I return today to my fish, and though there have been losses recently, I thought I should show something positive given that there was so much about loss earlier this year.

When disaster struck the pond by the dining room, I removed all the fish that were there except for the one white gourami that had survived. The four catfish, two black and two white, were put into the waterfall pond, where there had been two black catfish earlier. I had not seen much of them in the six months and more they were there, for they lurked in a little cavern behind some of the rocks that had been loosely placed. But they did emerge for food and I would wait most days till I had seen both before moving on to another pond.

This was unlike the two I had put in the ehala tree pond, whom I had for that reason moved to the dining room pond. There I did see them, so I was sorry to put them in the waterfall pond where I thought they would be elusive, but there seemed no alternative.

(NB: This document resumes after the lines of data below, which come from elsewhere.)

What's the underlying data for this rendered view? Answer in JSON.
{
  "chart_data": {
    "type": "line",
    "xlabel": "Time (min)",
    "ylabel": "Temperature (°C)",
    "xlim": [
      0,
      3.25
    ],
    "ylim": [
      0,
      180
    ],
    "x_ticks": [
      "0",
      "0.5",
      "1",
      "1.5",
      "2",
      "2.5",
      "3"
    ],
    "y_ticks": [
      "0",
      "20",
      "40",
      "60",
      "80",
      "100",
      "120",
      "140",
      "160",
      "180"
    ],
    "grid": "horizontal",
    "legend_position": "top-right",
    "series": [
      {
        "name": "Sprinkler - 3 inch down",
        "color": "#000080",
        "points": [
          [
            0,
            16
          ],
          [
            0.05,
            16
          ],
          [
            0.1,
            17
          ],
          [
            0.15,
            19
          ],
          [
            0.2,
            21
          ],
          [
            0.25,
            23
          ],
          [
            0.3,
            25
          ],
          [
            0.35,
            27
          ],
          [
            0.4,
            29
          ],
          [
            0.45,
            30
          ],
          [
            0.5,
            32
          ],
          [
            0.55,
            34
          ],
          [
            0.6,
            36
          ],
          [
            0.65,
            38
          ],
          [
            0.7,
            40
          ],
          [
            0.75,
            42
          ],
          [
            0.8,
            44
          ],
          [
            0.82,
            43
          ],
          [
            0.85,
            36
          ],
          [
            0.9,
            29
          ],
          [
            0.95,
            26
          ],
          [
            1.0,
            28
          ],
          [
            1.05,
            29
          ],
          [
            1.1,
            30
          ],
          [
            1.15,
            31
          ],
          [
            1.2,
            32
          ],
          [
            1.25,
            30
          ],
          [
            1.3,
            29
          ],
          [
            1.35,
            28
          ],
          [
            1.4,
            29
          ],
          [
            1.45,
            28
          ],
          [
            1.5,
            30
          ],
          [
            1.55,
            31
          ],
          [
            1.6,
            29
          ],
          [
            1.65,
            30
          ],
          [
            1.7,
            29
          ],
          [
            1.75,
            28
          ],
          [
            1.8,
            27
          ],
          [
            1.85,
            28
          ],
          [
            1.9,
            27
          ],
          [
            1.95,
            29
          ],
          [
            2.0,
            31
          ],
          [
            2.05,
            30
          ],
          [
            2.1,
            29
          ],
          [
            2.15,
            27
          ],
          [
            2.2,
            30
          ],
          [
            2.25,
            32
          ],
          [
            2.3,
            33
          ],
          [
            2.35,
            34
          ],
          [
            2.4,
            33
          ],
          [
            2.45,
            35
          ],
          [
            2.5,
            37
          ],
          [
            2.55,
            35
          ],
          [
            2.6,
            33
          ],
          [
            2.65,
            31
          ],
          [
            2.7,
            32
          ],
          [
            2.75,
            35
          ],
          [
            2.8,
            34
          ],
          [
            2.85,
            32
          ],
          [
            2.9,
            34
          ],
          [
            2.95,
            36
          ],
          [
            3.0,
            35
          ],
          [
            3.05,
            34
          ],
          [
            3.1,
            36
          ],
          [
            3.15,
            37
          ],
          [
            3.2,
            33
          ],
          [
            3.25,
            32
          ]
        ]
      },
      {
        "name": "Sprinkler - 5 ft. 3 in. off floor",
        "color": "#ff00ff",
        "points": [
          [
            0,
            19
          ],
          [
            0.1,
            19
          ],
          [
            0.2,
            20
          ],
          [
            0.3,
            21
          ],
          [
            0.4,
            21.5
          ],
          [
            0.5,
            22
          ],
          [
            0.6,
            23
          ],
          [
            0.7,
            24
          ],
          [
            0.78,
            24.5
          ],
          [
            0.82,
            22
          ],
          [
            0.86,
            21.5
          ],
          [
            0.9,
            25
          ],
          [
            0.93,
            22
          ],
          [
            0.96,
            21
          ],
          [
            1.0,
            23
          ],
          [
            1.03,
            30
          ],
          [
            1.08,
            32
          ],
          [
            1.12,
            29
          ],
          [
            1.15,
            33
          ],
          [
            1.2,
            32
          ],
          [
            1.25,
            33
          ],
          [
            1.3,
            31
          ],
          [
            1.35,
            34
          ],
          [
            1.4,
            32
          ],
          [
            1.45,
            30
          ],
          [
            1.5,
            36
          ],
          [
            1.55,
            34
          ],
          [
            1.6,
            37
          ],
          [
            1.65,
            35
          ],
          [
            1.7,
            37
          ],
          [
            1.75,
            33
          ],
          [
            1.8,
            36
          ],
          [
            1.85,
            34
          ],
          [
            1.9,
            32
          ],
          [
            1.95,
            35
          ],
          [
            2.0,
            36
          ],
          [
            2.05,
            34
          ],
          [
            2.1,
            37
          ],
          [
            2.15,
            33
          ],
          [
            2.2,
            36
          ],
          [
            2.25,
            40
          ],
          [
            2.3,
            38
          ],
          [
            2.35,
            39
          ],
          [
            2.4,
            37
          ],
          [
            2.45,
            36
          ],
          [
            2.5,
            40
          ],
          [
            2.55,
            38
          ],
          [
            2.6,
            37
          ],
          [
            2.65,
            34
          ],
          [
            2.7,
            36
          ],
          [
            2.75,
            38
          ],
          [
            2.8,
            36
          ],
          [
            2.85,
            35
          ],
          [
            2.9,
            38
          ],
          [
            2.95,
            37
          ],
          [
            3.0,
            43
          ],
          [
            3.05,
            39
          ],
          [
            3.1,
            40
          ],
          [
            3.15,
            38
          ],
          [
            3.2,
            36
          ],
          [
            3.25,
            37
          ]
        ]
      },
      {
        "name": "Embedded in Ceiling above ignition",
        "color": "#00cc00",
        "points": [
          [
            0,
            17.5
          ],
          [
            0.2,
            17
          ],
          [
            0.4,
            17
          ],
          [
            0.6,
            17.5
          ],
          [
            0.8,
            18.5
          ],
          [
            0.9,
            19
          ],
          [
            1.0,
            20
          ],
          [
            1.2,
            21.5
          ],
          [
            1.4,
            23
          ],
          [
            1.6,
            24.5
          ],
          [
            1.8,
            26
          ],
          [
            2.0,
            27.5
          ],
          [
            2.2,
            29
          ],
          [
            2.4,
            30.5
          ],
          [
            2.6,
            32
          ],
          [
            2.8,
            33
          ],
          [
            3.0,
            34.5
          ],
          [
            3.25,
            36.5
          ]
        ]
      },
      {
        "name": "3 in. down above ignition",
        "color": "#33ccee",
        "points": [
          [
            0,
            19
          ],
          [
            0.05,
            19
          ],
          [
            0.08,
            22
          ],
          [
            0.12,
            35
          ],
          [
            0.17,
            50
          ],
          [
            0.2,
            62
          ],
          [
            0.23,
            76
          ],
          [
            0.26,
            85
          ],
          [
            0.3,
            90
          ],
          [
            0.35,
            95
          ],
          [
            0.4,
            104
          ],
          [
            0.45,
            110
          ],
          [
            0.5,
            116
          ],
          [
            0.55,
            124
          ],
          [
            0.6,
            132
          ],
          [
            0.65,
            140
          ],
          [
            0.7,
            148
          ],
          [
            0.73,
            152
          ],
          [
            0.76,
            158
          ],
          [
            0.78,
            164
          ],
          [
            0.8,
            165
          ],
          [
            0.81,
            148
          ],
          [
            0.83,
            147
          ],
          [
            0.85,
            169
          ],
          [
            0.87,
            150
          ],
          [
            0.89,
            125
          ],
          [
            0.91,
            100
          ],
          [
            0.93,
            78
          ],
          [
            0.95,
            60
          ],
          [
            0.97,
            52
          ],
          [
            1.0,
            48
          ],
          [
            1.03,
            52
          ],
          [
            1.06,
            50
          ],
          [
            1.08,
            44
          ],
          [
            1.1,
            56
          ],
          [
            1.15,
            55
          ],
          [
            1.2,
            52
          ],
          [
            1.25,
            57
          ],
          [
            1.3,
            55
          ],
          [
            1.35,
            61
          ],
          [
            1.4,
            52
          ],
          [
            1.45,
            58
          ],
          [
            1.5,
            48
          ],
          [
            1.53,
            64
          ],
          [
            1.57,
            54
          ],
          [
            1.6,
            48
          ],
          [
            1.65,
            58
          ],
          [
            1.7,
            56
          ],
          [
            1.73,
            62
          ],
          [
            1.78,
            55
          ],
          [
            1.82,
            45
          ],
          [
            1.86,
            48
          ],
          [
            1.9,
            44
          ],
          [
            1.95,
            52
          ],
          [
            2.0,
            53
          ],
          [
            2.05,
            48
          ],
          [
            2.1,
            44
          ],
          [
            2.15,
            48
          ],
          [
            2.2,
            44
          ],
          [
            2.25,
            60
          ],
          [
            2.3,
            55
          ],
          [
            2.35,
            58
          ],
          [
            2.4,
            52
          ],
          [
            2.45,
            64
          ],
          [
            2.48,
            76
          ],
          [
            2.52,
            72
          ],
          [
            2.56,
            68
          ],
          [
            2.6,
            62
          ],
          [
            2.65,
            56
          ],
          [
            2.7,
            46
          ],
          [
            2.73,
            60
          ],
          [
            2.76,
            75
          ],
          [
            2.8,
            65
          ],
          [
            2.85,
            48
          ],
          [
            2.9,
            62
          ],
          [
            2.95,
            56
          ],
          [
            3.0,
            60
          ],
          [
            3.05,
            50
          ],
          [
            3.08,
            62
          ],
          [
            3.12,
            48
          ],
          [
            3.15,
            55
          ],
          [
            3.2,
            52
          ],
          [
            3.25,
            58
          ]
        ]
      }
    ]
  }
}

And I also put in there the three black catfish which I had put into the tank on the balcony where the white Malavi I had put there had eaten the small fish I had put in there with them. But three of them died, as did one of the four catfish I had started with, so I thought I should that tank of them and instead have little fish.

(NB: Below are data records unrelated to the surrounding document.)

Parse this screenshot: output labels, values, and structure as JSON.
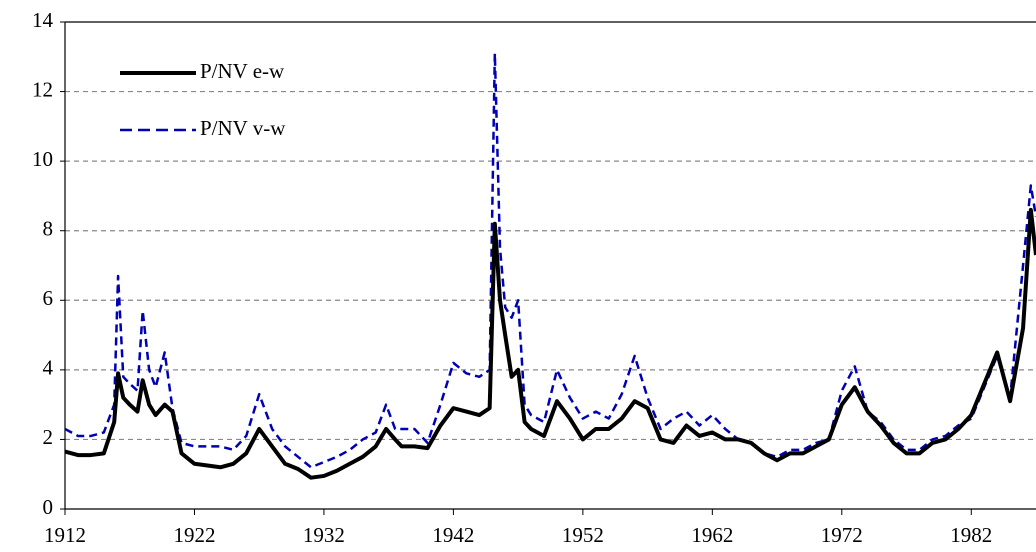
{
  "chart_data": {
    "type": "line",
    "x": [
      1912,
      1913,
      1914,
      1915,
      1915.8,
      1916.1,
      1916.5,
      1917,
      1917.6,
      1918,
      1918.5,
      1919,
      1919.7,
      1920.3,
      1921,
      1922,
      1923,
      1924,
      1925,
      1926,
      1927,
      1928,
      1929,
      1930,
      1931,
      1932,
      1933,
      1934,
      1935,
      1936,
      1936.8,
      1937.5,
      1938,
      1939,
      1940,
      1941,
      1942,
      1943,
      1944,
      1944.8,
      1945.2,
      1945.6,
      1946,
      1946.5,
      1947,
      1947.5,
      1948,
      1949,
      1950,
      1951,
      1952,
      1953,
      1954,
      1955,
      1956,
      1957,
      1958,
      1959,
      1960,
      1961,
      1962,
      1963,
      1964,
      1965,
      1966,
      1967,
      1968,
      1969,
      1970,
      1971,
      1972,
      1973,
      1974,
      1975,
      1976,
      1977,
      1978,
      1979,
      1980,
      1981,
      1982,
      1983,
      1984,
      1985,
      1986,
      1986.6,
      1987
    ],
    "series": [
      {
        "name": "P/NV e-w",
        "color": "#000000",
        "dash": false,
        "values": [
          1.65,
          1.55,
          1.55,
          1.6,
          2.5,
          3.9,
          3.2,
          3.0,
          2.8,
          3.7,
          3.0,
          2.7,
          3.0,
          2.8,
          1.6,
          1.3,
          1.25,
          1.2,
          1.3,
          1.6,
          2.3,
          1.8,
          1.3,
          1.15,
          0.9,
          0.95,
          1.1,
          1.3,
          1.5,
          1.8,
          2.3,
          2.0,
          1.8,
          1.8,
          1.75,
          2.4,
          2.9,
          2.8,
          2.7,
          2.9,
          8.2,
          6.0,
          5.0,
          3.8,
          4.0,
          2.5,
          2.3,
          2.1,
          3.1,
          2.6,
          2.0,
          2.3,
          2.3,
          2.6,
          3.1,
          2.9,
          2.0,
          1.9,
          2.4,
          2.1,
          2.2,
          2.0,
          2.0,
          1.9,
          1.6,
          1.4,
          1.6,
          1.6,
          1.8,
          2.0,
          3.0,
          3.5,
          2.8,
          2.4,
          1.9,
          1.6,
          1.6,
          1.9,
          2.0,
          2.3,
          2.7,
          3.6,
          4.5,
          3.1,
          5.2,
          8.6,
          7.3
        ]
      },
      {
        "name": "P/NV v-w",
        "color": "#0000b4",
        "dash": true,
        "values": [
          2.3,
          2.1,
          2.1,
          2.2,
          3.0,
          6.7,
          3.8,
          3.6,
          3.4,
          5.7,
          4.0,
          3.5,
          4.5,
          2.9,
          1.9,
          1.8,
          1.8,
          1.8,
          1.7,
          2.1,
          3.3,
          2.3,
          1.8,
          1.5,
          1.2,
          1.35,
          1.5,
          1.7,
          2.0,
          2.2,
          3.0,
          2.3,
          2.3,
          2.3,
          1.9,
          3.0,
          4.2,
          3.9,
          3.8,
          4.0,
          13.1,
          7.5,
          5.8,
          5.5,
          6.0,
          3.0,
          2.7,
          2.5,
          4.0,
          3.2,
          2.6,
          2.8,
          2.6,
          3.3,
          4.4,
          3.2,
          2.3,
          2.6,
          2.8,
          2.4,
          2.7,
          2.3,
          2.0,
          1.9,
          1.6,
          1.5,
          1.7,
          1.7,
          1.9,
          2.0,
          3.4,
          4.1,
          2.8,
          2.5,
          2.0,
          1.7,
          1.7,
          2.0,
          2.1,
          2.4,
          2.6,
          3.5,
          4.4,
          3.2,
          7.0,
          9.3,
          8.4
        ]
      }
    ],
    "xlim": [
      1912,
      1987
    ],
    "xticks": [
      1912,
      1922,
      1932,
      1942,
      1952,
      1962,
      1972,
      1982
    ],
    "ylim": [
      0,
      14
    ],
    "yticks": [
      0,
      2,
      4,
      6,
      8,
      10,
      12,
      14
    ],
    "grid": true,
    "legend": "upper-left"
  }
}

But when Kavi then added five catfish to the waterfall pond, I told him to remove some of the Malavi which had dominated the pond from the time the original pair there spawned, so that, including later progeny, there were over a dozen there. Four of them were moved to the dining room pond, and some smaller ones to the original lotus pond, to join the little fish I had put there when we replaced the mud.  

And then when the waterfall pond had even numbers as it were of different types of fish, seven black catfish and seven Malavi, four red carp and two white catfish, the black ones were much more confident and they are visible when I get to the pond of a morning. They dart about energetically, and the two white ones emerge from their grotto, and weave in and out amongst the carp and the Malavi.

The first picture shows them all mixed up, with one of the white catfish too at the top. The second shows the pond when it was dominated by the Malavi, and the third the little tank on the balcony with Malavi and catfish. Then I have again the pond, when the red carp had been added, followed by a rare glimpse of an elusive catfish. And finally you see the current menagerie of several colours.